Following the conversation from several weeks ago - I set up the model as follows:
formula<-bf(poverty ~ 1 + gdp +(1|Country) + (1|Country:Region) ,
phi ~ 1 + gdp +(1|Country) + (1|Country:Region),
zoi ~ 1 + gdp +(1|Country) + (1|Country:Region),
coi = 1 ) # coi is set up to 1 as there are no data with poverty rate equal to zero
fit.model<-brm(
formula,
data=sample,
family= zero_one_inflated_beta(),
chains = 4,
iter = 3000,
warmup = 1000,
cores = 4,
backend = “cmdstanr”,
threads = threading(1),
control = list(adapt_delta = 0.99)
) # no priors set up for this model
For this model I have 16 Countries which have from 1 to 149 Regions with different number of surveys in each Region. In total I have over 8,000 surveys (but I tested this model also on over 90,000 surveys from 16 Countries as well as on a dataset where there was equal sample size for each Region).

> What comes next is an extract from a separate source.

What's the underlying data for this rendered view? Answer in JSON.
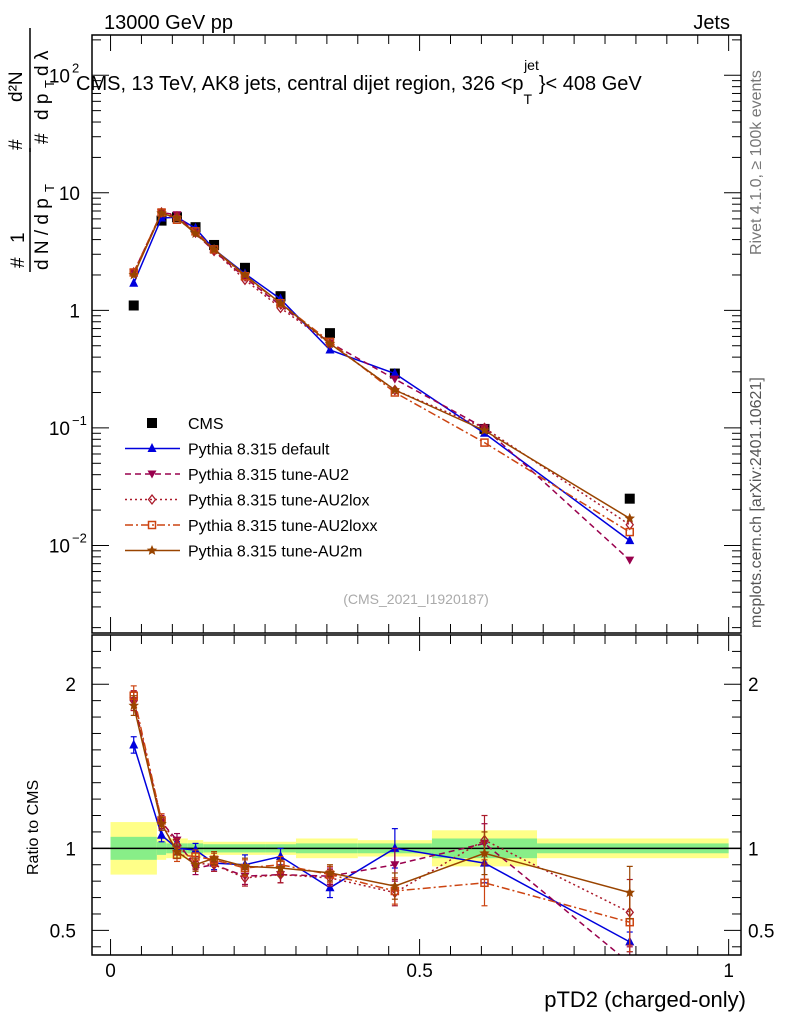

The model runs, it converges well. The Rhats are healthy (all 1.00), the fit has no divergences, and ESS look reasonable (all more than 1800).
The graphs for posterior predictive checks look as follow:
- graph for comparing distribution of the observed variable (y) to the distributions of some of the simulated datasets (yrep) (pp_check(fit.model, ndraws=200)):
- The scatter plot of residuals (x axis) plotted against the observed variable (y) (pp_check(fit.model, “error_scatter_avg”)):
The question I have is as follows.
I am using GDP as a country-level predictor and, in the graph below, I show the GDP vs Poverty Rate. I would expect that the model’s predicted poverty rates shift towards the regression line (the blue line showing relationship between gdp and poverty for the observed data). But in the graph some of the red points (the model’s predicted poverty rates) shift away from the line, and I am not sure what’s the explanation for this.
The blue dots are calculated by taking the averages at the regional level and then taking the average of the regional averages to get the country average. Changing the approach to poverty rate calculation (taking the average of all data at the country level) gives nearly the same results. The labels indicate the country and the number of surveys in each country.
Would you have any suggestion what can be happening here and how I can try to improve that? I tried various things already:
- to simplify the model (reduce the number of levels only to Country).
- not model for phi nor zoi.
- take various sample sizes from the original dataset to check the behavior of the model.
- I tried using the default brms priors and other non-informative priors recommended in the Andrew Heiss blog post: “A guide to modeling proportions with Bayesian beta and zero-inflated beta regression models”.
- I also tried change the way the blue dots are calculated (simple average for a Country from all data for given country, average of averages of poverty at Regional level to get the Country average)
- Should I expect the “red dots” to get close to the line. If no, why?
- If yes, what are some other possible causes of why this is happening.
Would you have any suggestions about what might be missing in the model?